Luxury fashion brands can be especially impacted by exchange rate shifts, because they often earn revenue and generate costs in many currencies. When Switzerland unpegged the Swiss franc from the euro in 2015, the Swiss luxury watchmaker Swatch experienced a 15 percent rise in costs, and its shares quickly dropped by roughly the same amount. Another Swiss luxury brand company, Richemont – owner of Cartier – lost 14 percent in market capitalization.
Luxury producers, unlike other fashion companies, may not have the option of shifting production in response to exchange rate fluctuations. Their brands are intimately linked to location; luxury Swiss watches generally still need to be “made in Switzerland.”
When the euro’s exchange rate fell against the dollar in 2015, European luxury fashion companies whose costs are disproportionately denominated in euros benefited because their costs of production dropped. At the same time, LVMH Chief Financial Officer Jean Jacques Guiony told Business of Fashion, American consumers paid less for these luxury fashion products, both at home and when touring Europe. Conversely, while this was occurring, the New York-based luxury jewelry chain Tiffany & Co. was missing analysts’ estimates due to lower sales overseas and reduced purchases by tourists in its U.S. retail stores.
Of course, much of the fashion industry doesn’t source from relatively high-cost regions such as western Europe. China remains the number one location for apparel manufacturing, with Vietnam second. Shifts in the exchange rate of the Chinese yuan or the Vietnamese dong can therefore impact the costs of manufactured apparel from these locations.
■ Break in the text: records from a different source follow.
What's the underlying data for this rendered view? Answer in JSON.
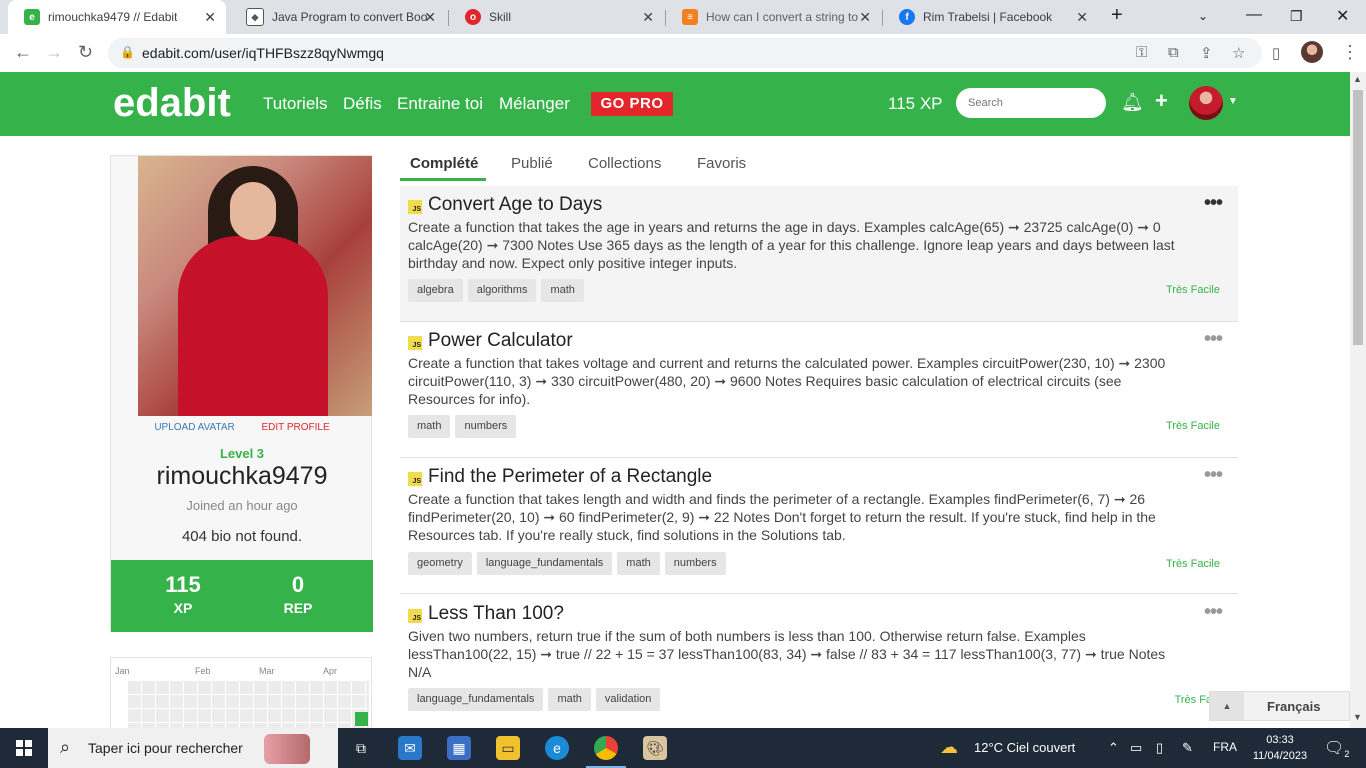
{
  "browser": {
    "tabs": [
      {
        "label": "rimouchka9479 // Edabit",
        "icon": "edabit-favicon",
        "color": "#36b24a"
      },
      {
        "label": "Java Program to convert Boo",
        "icon": "diamond-favicon",
        "color": "#555555"
      },
      {
        "label": "Skill",
        "icon": "skill-favicon",
        "color": "#e3262c"
      },
      {
        "label": "How can I convert a string to",
        "icon": "stackoverflow-favicon",
        "color": "#f48024"
      },
      {
        "label": "Rim Trabelsi | Facebook",
        "icon": "facebook-favicon",
        "color": "#1877f2"
      }
    ],
    "url": "edabit.com/user/iqTHFBszz8qyNwmgq"
  },
  "header": {
    "logo": "edabit",
    "nav": [
      "Tutoriels",
      "Défis",
      "Entraine toi",
      "Mélanger"
    ],
    "gopro": "GO PRO",
    "xp": "115 XP",
    "search_placeholder": "Search"
  },
  "profile": {
    "upload_avatar": "UPLOAD AVATAR",
    "edit_profile": "EDIT PROFILE",
    "level": "Level 3",
    "username": "rimouchka9479",
    "joined": "Joined an hour ago",
    "bio": "404 bio not found.",
    "xp_value": "115",
    "xp_label": "XP",
    "rep_value": "0",
    "rep_label": "REP",
    "months": [
      "Jan",
      "Feb",
      "Mar",
      "Apr"
    ]
  },
  "content_tabs": [
    "Complété",
    "Publié",
    "Collections",
    "Favoris"
  ],
  "challenges": [
    {
      "title": "Convert Age to Days",
      "description": "Create a function that takes the age in years and returns the age in days. Examples calcAge(65) ➞ 23725 calcAge(0) ➞ 0 calcAge(20) ➞ 7300 Notes Use 365 days as the length of a year for this challenge. Ignore leap years and days between last birthday and now. Expect only positive integer inputs.",
      "tags": [
        "algebra",
        "algorithms",
        "math"
      ],
      "difficulty": "Très Facile"
    },
    {
      "title": "Power Calculator",
      "description": "Create a function that takes voltage and current and returns the calculated power. Examples circuitPower(230, 10) ➞ 2300 circuitPower(110, 3) ➞ 330 circuitPower(480, 20) ➞ 9600 Notes Requires basic calculation of electrical circuits (see Resources for info).",
      "tags": [
        "math",
        "numbers"
      ],
      "difficulty": "Très Facile"
    },
    {
      "title": "Find the Perimeter of a Rectangle",
      "description": "Create a function that takes length and width and finds the perimeter of a rectangle. Examples findPerimeter(6, 7) ➞ 26 findPerimeter(20, 10) ➞ 60 findPerimeter(2, 9) ➞ 22 Notes Don't forget to return the result. If you're stuck, find help in the Resources tab. If you're really stuck, find solutions in the Solutions tab.",
      "tags": [
        "geometry",
        "language_fundamentals",
        "math",
        "numbers"
      ],
      "difficulty": "Très Facile"
    },
    {
      "title": "Less Than 100?",
      "description": "Given two numbers, return true if the sum of both numbers is less than 100. Otherwise return false. Examples lessThan100(22, 15) ➞ true // 22 + 15 = 37 lessThan100(83, 34) ➞ false // 83 + 34 = 117 lessThan100(3, 77) ➞ true Notes N/A",
      "tags": [
        "language_fundamentals",
        "math",
        "validation"
      ],
      "difficulty": "Très Faci"
    }
  ],
  "language_button": "Français",
  "js_badge": "JS",
  "taskbar": {
    "search_text": "Taper ici pour rechercher",
    "weather": "12°C  Ciel couvert",
    "language": "FRA",
    "time": "03:33",
    "date": "11/04/2023",
    "notifications": "2"
  }
}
The U.S. dollar’s exchange rate rose against the yuan from mid-2015 into early 2017, but the yuan recovered somewhat during mid-2017.The dollar’s value against the dong rose roughly 10 percent between 2013 and early 2017, but has remained roughly stable since.
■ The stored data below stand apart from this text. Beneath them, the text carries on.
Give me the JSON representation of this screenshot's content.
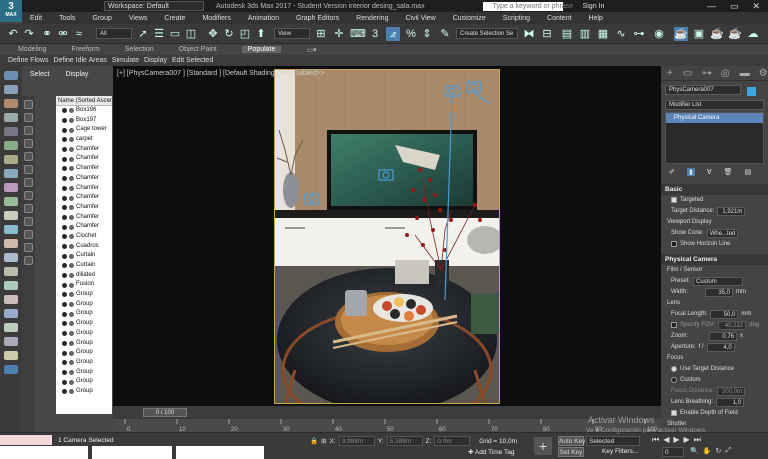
{
  "app": {
    "logo_main": "3",
    "logo_sub": "MAX",
    "workspace": "Workspace: Default",
    "title": "Autodesk 3ds Max 2017 - Student Version   interior desing_sala.max",
    "search_placeholder": "Type a keyword or phrase",
    "signin": "Sign In",
    "window_buttons": [
      "—",
      "▭",
      "✕"
    ]
  },
  "menu": [
    "Edit",
    "Tools",
    "Group",
    "Views",
    "Create",
    "Modifiers",
    "Animation",
    "Graph Editors",
    "Rendering",
    "Civil View",
    "Customize",
    "Scripting",
    "Content",
    "Help"
  ],
  "toolbar": {
    "selection_filter": "All",
    "view_dropdown": "View",
    "create_selection_set": "Create Selection Se",
    "angle_snap": "3"
  },
  "ribbon": {
    "tabs": [
      "Modeling",
      "Freeform",
      "Selection",
      "Object Paint",
      "Populate"
    ],
    "active_tab": "Populate",
    "subtabs": [
      "Define Flows",
      "Define Idle Areas",
      "Simulate",
      "Display",
      "Edit Selected"
    ]
  },
  "explorer": {
    "tabs": [
      "Select",
      "Display"
    ],
    "column_header": "Name (Sorted Ascending)",
    "items": [
      "Box196",
      "Box197",
      "Cage tower",
      "carpet",
      "Chamfer",
      "Chamfer",
      "Chamfer",
      "Chamfer",
      "Chamfer",
      "Chamfer",
      "Chamfer",
      "Chamfer",
      "Chamfer",
      "Clochet",
      "Cuadros",
      "Curtain",
      "Curtain",
      "diliated",
      "Fusion",
      "Group",
      "Group",
      "Group",
      "Group",
      "Group",
      "Group",
      "Group",
      "Group",
      "Group",
      "Group",
      "Group"
    ]
  },
  "viewport": {
    "label": "[+] [PhysCamera007 ] [Standard ] [Default Shading ]  <<Disabled>>"
  },
  "right_panel": {
    "object_name": "PhysCamera007",
    "modifier_list": "Modifier List",
    "stack_item": "Physical Camera",
    "basic": {
      "header": "Basic",
      "targeted": "Targeted",
      "target_distance_label": "Target Distance:",
      "target_distance": "1,921m",
      "viewport_display": "Viewport Display",
      "show_cone_label": "Show Cone:",
      "show_cone": "Whe...ted",
      "show_horizon": "Show Horizon Line"
    },
    "physical": {
      "header": "Physical Camera",
      "film_sensor": "Film / Sensor",
      "preset_label": "Preset:",
      "preset": "Custom",
      "width_label": "Width:",
      "width": "35,0",
      "width_unit": "mm",
      "lens": "Lens",
      "focal_label": "Focal Length:",
      "focal": "50,0",
      "focal_unit": "mm",
      "fov_label": "Specify FOV:",
      "fov": "40,222",
      "fov_unit": "deg",
      "zoom_label": "Zoom:",
      "zoom": "0,76",
      "zoom_unit": "x",
      "aperture_label": "Aperture:",
      "aperture_prefix": "f /",
      "aperture": "4,0",
      "focus": "Focus",
      "use_target": "Use Target Distance",
      "custom": "Custom",
      "focus_dist_label": "Focus Distance:",
      "focus_dist": "300,0m",
      "lens_breathing_label": "Lens Breathing:",
      "lens_breathing": "1,0",
      "enable_dof": "Enable Depth of Field",
      "shutter": "Shutter"
    }
  },
  "timeline": {
    "frame": "0 / 100",
    "ticks": [
      "0",
      "10",
      "20",
      "30",
      "40",
      "50",
      "60",
      "70",
      "80",
      "90",
      "100"
    ]
  },
  "status": {
    "selected": "1 Camera Selected",
    "x_label": "X:",
    "x": "9,988m",
    "y_label": "Y:",
    "y": "5,389m",
    "z_label": "Z:",
    "z": "0,0m",
    "grid": "Grid = 10,0m",
    "add_time_tag": "Add Time Tag",
    "autokey": "Auto Key",
    "setkey": "Set Key",
    "selected_dropdown": "Selected",
    "key_filters": "Key Filters...",
    "frame_field": "0",
    "watermark_line1": "Activar Windows",
    "watermark_line2": "Ve a Configuración para activar Windows."
  }
}
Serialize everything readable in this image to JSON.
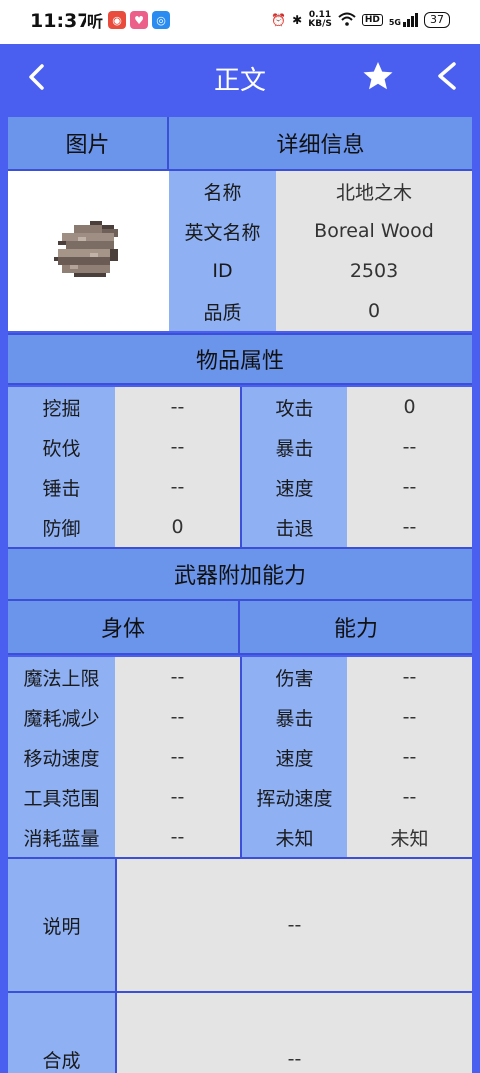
{
  "status_bar": {
    "time": "11:37",
    "net_speed_top": "0.11",
    "net_speed_unit": "KB/S",
    "hd": "HD",
    "signal": "5G",
    "battery": "37"
  },
  "app_bar": {
    "title": "正文",
    "back_icon": "chevron-left-icon",
    "favorite_icon": "star-icon",
    "share_icon": "share-icon",
    "color": "#4a5ff0"
  },
  "info": {
    "image_header": "图片",
    "detail_header": "详细信息",
    "rows": [
      {
        "label": "名称",
        "value": "北地之木"
      },
      {
        "label": "英文名称",
        "value": "Boreal Wood"
      },
      {
        "label": "ID",
        "value": "2503"
      },
      {
        "label": "品质",
        "value": "0"
      }
    ]
  },
  "properties": {
    "header": "物品属性",
    "rows": [
      {
        "l1": "挖掘",
        "v1": "--",
        "l2": "攻击",
        "v2": "0"
      },
      {
        "l1": "砍伐",
        "v1": "--",
        "l2": "暴击",
        "v2": "--"
      },
      {
        "l1": "锤击",
        "v1": "--",
        "l2": "速度",
        "v2": "--"
      },
      {
        "l1": "防御",
        "v1": "0",
        "l2": "击退",
        "v2": "--"
      }
    ]
  },
  "weapon": {
    "header": "武器附加能力",
    "body_header": "身体",
    "ability_header": "能力",
    "rows": [
      {
        "l1": "魔法上限",
        "v1": "--",
        "l2": "伤害",
        "v2": "--"
      },
      {
        "l1": "魔耗减少",
        "v1": "--",
        "l2": "暴击",
        "v2": "--"
      },
      {
        "l1": "移动速度",
        "v1": "--",
        "l2": "速度",
        "v2": "--"
      },
      {
        "l1": "工具范围",
        "v1": "--",
        "l2": "挥动速度",
        "v2": "--"
      },
      {
        "l1": "消耗蓝量",
        "v1": "--",
        "l2": "未知",
        "v2": "未知"
      }
    ]
  },
  "description": {
    "label": "说明",
    "value": "--"
  },
  "crafting": {
    "label": "合成",
    "value": "--"
  }
}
Since much fashion and apparel manufacturing is regional, volatility in other currencies can also complicate life for fashion companies. In early 2017, Guido Schlossman, President/CEO of Synergies Worldwide Sourcing, cited Brazil, Mexico, and Turkey as major manufacturing locations especially at risk of exchange rate volatility.
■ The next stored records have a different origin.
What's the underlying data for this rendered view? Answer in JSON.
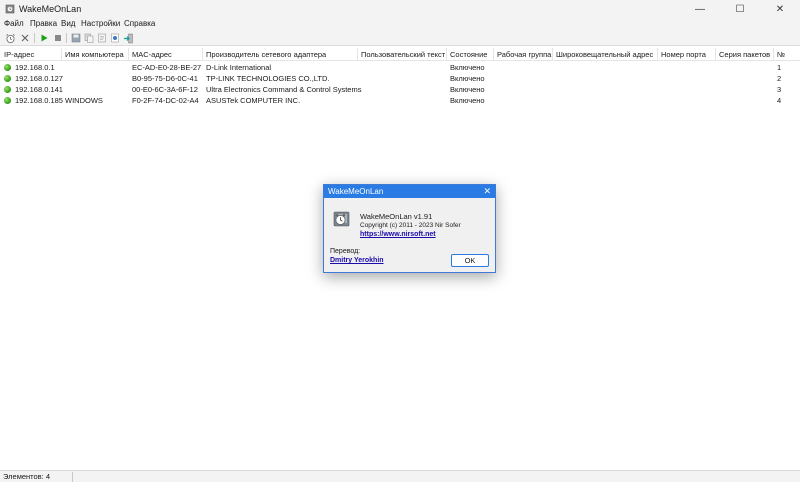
{
  "window": {
    "title": "WakeMeOnLan",
    "minimize": "—",
    "maximize": "☐",
    "close": "✕"
  },
  "menu": [
    "Файл",
    "Правка",
    "Вид",
    "Настройки",
    "Справка"
  ],
  "toolbar": {
    "icons": [
      "alarm-clock-icon",
      "stop-x-icon",
      "play-icon",
      "stop-icon",
      "save-icon",
      "copy-icon",
      "copy-html-icon",
      "properties-icon",
      "exit-icon"
    ]
  },
  "table": {
    "columns": [
      "IP-адрес",
      "Имя компьютера",
      "MAC-адрес",
      "Производитель сетевого адаптера",
      "Пользовательский текст",
      "Состояние",
      "Рабочая группа",
      "Широковещательный адрес",
      "Номер порта",
      "Серия пакетов",
      "№"
    ],
    "rows": [
      {
        "ip": "192.168.0.1",
        "name": "",
        "mac": "EC-AD-E0-28-BE-27",
        "vendor": "D-Link International",
        "custom": "",
        "state": "Включено",
        "workgroup": "",
        "broadcast": "",
        "port": "",
        "series": "",
        "num": "1"
      },
      {
        "ip": "192.168.0.127",
        "name": "",
        "mac": "B0-95-75-D6-0C-41",
        "vendor": "TP-LINK TECHNOLOGIES CO.,LTD.",
        "custom": "",
        "state": "Включено",
        "workgroup": "",
        "broadcast": "",
        "port": "",
        "series": "",
        "num": "2"
      },
      {
        "ip": "192.168.0.141",
        "name": "",
        "mac": "00-E0-6C-3A-6F-12",
        "vendor": "Ultra Electronics Command & Control Systems",
        "custom": "",
        "state": "Включено",
        "workgroup": "",
        "broadcast": "",
        "port": "",
        "series": "",
        "num": "3"
      },
      {
        "ip": "192.168.0.185",
        "name": "WINDOWS",
        "mac": "F0-2F-74-DC-02-A4",
        "vendor": "ASUSTek COMPUTER INC.",
        "custom": "",
        "state": "Включено",
        "workgroup": "",
        "broadcast": "",
        "port": "",
        "series": "",
        "num": "4"
      }
    ]
  },
  "status": {
    "text": "Элементов: 4"
  },
  "dialog": {
    "title": "WakeMeOnLan",
    "close": "✕",
    "app_name": "WakeMeOnLan v1.91",
    "copyright": "Copyright (c) 2011 - 2023 Nir Sofer",
    "link": "https://www.nirsoft.net",
    "translation_label": "Перевод:",
    "translator": "Dmitry Yerokhin",
    "ok": "OK"
  },
  "colors": {
    "accent": "#2a7be4",
    "link": "#1a0dab",
    "status_on": "#2d9a14"
  }
}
Schlossman said exchange rates shape sourcing decisions alongside several related and unrelated factors, including the revision or abandonment of trade agreements; geopolitical and security risks; worker availability; technology transfer, and growing consumer expectations for social responsibility. These factors often operate in tandem with currency fluctuations, magnifying their impact: for example, greater geopolitical instability often leads to lower currency exchange rates. Occasionally, however, other factors can offset or outweigh currency shifts.
It’s often overlooked that small firms at the other end of the supply chain are impacted by exchange rate volatility at least as much as their first-world trading partners. For example, a 2013 study of Vietnam’s apparel industry found that ongoing devaluations of the dong were making it more difficult for them to import raw materials, fabrics, or machinery, to sign long-term contracts with customers, or to move up the value chain.
Large fashion and apparel companies have sought to compensate for currency shifts in a variety of ways, including adjusting supply chains and regional priorities for retail growth. Many also turn to FX hedging instruments. As Business of Fashion observes, “The most instantaneous line of defense available… is currency-hedging. At a cost, companies can fix exchange rates at pre-agreed values with banks, thereby offsetting any negative fallout caused by fluctuations in currency values.”